Mass Effect, Speciale Parte II
Celebriamo i dieci anni della trilogia fantascientifica di BioWare
Nella prima parte di questo speciale abbiamo parlato di come, il viaggio iniziato dieci anni fa, sia arrivato a termine e non certo tra le stelle di un firmamento di assoluti successi. Mass Effect: Andromeda non ha scritto un bell’epilogo per la serie, ma questa è un’altra storia. Ad onor del vero Mass Effect è, prima di ogni altra cosa, una trilogia di videogiochi di ruolo d’azione, in terza persona, iniziata nel 2007 sotto forma di esclusiva per Xbox 360. Tale esclusività era solo temporale, per fortuna, perché mesi dopo arrivò anche su Pc Windows e qualche anno più tardi anche su PS3.
Al di là del discutibile epilogo di Mass Effect 3, su cui qualcuno parla ancora oggi dopo tanti anni, resta indubbio che questa trilogia abbia segnato profondamente il genere di un certo tipo di videogiochi di ruolo d’azione. Viene davvero difficile non misurare la validità di un gioco postumo, senza confrontarlo con gli standard qualitativi fissati da questa trilogia. Ancora oggi, tra Mars: War Logs, The Technomancer, lo stesso Andromeda o il “soulslike” The Sourge, i posteri faticano a convincere le masse, faticano a surclassare in qualità la trilogia di Mass Effect.
TANTO TEMPO FA IN UNA, GALASSIA VICINA VICINA
Mass Effect è il risultato di uno sviluppo di quattro, intensi, anni. Il team che aveva realizzato qualche tempo prima Jade Empire e Star Wars: Knights of the Old Republic stava realizzando quello che è, di fatto, un videogioco di ruolo d’azione, in terza persona, fantascientifico e originale. Niente licenze quali Star Wars o simili, ma un gioco che non appartenga a nessuno oltre che a quella BioWare capitanata (fino al 2014) da Casey Hudson. Il primo elemento di distacco rispetto a lavori quali Jade Empire e Star Wars, riguarda la gestione dei combattimenti che non sono più risolti rispettando le classiche regole da “gioco da tavolo”, quindi con turni e azioni da compiere. Tutto si svolge in tempo reale, pur mantenendo la pausa tattica che possa servire, al giocatore, per impartire ordini specifici ai classici due compagni di squadra che affiancano il protagonista.

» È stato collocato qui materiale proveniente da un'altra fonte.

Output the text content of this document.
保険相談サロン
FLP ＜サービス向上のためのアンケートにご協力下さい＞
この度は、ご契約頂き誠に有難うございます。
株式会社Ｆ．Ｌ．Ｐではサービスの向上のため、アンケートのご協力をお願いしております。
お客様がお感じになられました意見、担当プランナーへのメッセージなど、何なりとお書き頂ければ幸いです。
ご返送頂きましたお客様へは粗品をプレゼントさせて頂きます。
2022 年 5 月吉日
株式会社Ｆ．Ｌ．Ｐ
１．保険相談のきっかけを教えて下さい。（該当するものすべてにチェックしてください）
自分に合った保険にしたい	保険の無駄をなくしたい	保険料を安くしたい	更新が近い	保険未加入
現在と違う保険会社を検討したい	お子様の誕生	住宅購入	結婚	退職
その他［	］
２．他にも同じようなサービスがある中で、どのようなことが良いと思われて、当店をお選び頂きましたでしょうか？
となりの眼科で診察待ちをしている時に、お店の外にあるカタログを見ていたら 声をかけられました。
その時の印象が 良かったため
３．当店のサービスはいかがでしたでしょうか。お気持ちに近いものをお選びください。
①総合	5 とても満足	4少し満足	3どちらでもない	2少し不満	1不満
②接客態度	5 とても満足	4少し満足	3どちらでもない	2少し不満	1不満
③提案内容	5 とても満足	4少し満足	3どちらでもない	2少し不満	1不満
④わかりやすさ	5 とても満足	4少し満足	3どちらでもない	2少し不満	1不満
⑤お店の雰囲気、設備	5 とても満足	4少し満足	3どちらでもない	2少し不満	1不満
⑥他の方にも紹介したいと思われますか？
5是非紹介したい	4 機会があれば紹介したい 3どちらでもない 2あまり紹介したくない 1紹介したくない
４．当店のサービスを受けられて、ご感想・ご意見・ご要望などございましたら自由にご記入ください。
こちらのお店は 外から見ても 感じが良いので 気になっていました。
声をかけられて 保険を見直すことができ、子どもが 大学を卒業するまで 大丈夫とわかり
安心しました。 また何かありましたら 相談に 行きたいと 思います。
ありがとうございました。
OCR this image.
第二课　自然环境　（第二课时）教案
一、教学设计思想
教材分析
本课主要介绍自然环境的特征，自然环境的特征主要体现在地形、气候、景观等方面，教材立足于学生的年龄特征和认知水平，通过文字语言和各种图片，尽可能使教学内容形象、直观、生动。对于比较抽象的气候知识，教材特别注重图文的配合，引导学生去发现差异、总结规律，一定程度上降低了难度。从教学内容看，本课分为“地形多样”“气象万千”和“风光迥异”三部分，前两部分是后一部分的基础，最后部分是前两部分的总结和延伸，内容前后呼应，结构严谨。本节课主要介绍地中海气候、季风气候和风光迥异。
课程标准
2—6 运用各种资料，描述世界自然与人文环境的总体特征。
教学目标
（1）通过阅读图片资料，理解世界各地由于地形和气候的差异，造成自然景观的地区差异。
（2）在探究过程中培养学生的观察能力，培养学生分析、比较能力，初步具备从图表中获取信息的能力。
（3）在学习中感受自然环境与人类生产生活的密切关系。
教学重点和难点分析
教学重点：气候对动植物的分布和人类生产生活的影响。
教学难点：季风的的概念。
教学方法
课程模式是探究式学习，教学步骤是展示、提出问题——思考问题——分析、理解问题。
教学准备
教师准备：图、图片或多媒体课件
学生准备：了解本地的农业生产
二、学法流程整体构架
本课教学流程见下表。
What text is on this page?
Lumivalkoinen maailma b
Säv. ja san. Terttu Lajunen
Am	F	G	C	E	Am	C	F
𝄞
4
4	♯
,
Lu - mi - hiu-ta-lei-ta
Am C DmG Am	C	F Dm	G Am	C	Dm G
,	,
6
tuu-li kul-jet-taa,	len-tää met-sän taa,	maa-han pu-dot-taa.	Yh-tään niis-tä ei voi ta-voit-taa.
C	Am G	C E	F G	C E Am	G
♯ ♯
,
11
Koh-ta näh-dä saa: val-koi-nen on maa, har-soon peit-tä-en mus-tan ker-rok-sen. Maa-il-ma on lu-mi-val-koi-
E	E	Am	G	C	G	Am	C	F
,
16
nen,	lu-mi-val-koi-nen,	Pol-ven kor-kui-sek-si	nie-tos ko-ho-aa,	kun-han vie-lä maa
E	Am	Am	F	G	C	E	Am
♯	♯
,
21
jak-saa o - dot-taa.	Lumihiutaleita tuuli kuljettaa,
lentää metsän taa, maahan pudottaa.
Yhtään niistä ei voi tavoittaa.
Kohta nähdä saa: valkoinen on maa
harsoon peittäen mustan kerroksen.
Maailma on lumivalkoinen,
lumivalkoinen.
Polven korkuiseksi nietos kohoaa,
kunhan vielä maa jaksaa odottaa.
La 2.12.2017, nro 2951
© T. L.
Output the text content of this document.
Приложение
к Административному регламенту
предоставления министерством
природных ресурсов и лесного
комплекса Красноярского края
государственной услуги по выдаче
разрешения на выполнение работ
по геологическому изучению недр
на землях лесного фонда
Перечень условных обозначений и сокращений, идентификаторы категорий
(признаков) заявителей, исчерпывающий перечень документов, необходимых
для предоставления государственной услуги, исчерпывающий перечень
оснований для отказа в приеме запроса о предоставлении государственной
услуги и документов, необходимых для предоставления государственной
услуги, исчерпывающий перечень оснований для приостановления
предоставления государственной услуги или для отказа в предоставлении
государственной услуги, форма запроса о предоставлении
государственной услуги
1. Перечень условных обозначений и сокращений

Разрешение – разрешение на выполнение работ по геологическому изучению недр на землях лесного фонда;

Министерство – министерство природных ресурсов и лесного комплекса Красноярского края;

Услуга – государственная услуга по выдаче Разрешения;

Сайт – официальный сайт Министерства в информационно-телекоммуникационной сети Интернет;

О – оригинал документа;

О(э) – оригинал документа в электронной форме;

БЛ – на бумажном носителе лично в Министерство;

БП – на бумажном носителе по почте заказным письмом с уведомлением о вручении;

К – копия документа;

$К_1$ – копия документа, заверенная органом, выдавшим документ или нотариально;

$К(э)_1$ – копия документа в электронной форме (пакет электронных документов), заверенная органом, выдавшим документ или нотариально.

Prima di spendere qualche parola sul protagonista, vogliamo soffermarci sull’ambientazione: la nostra galassia, la Via Lattea. I visionari sceneggiatori di BioWare immaginano che in seguito a scoperte archeologiche su Marte e all’attivazione di quello che viene definito “portale galattico” nei pressi di Caronte, satellite di Plutone, l’Umanità riesca a raggiungere i punti più lontani della galassia in pochi momenti, grazie alla possibilità di viaggiare più veloci della luce. Questa possibilità di viaggiare oltre la velocità della luce viene definita “effetto massa”, Mass Effect, che è il nome che battezza tutta la serie di videogiochi.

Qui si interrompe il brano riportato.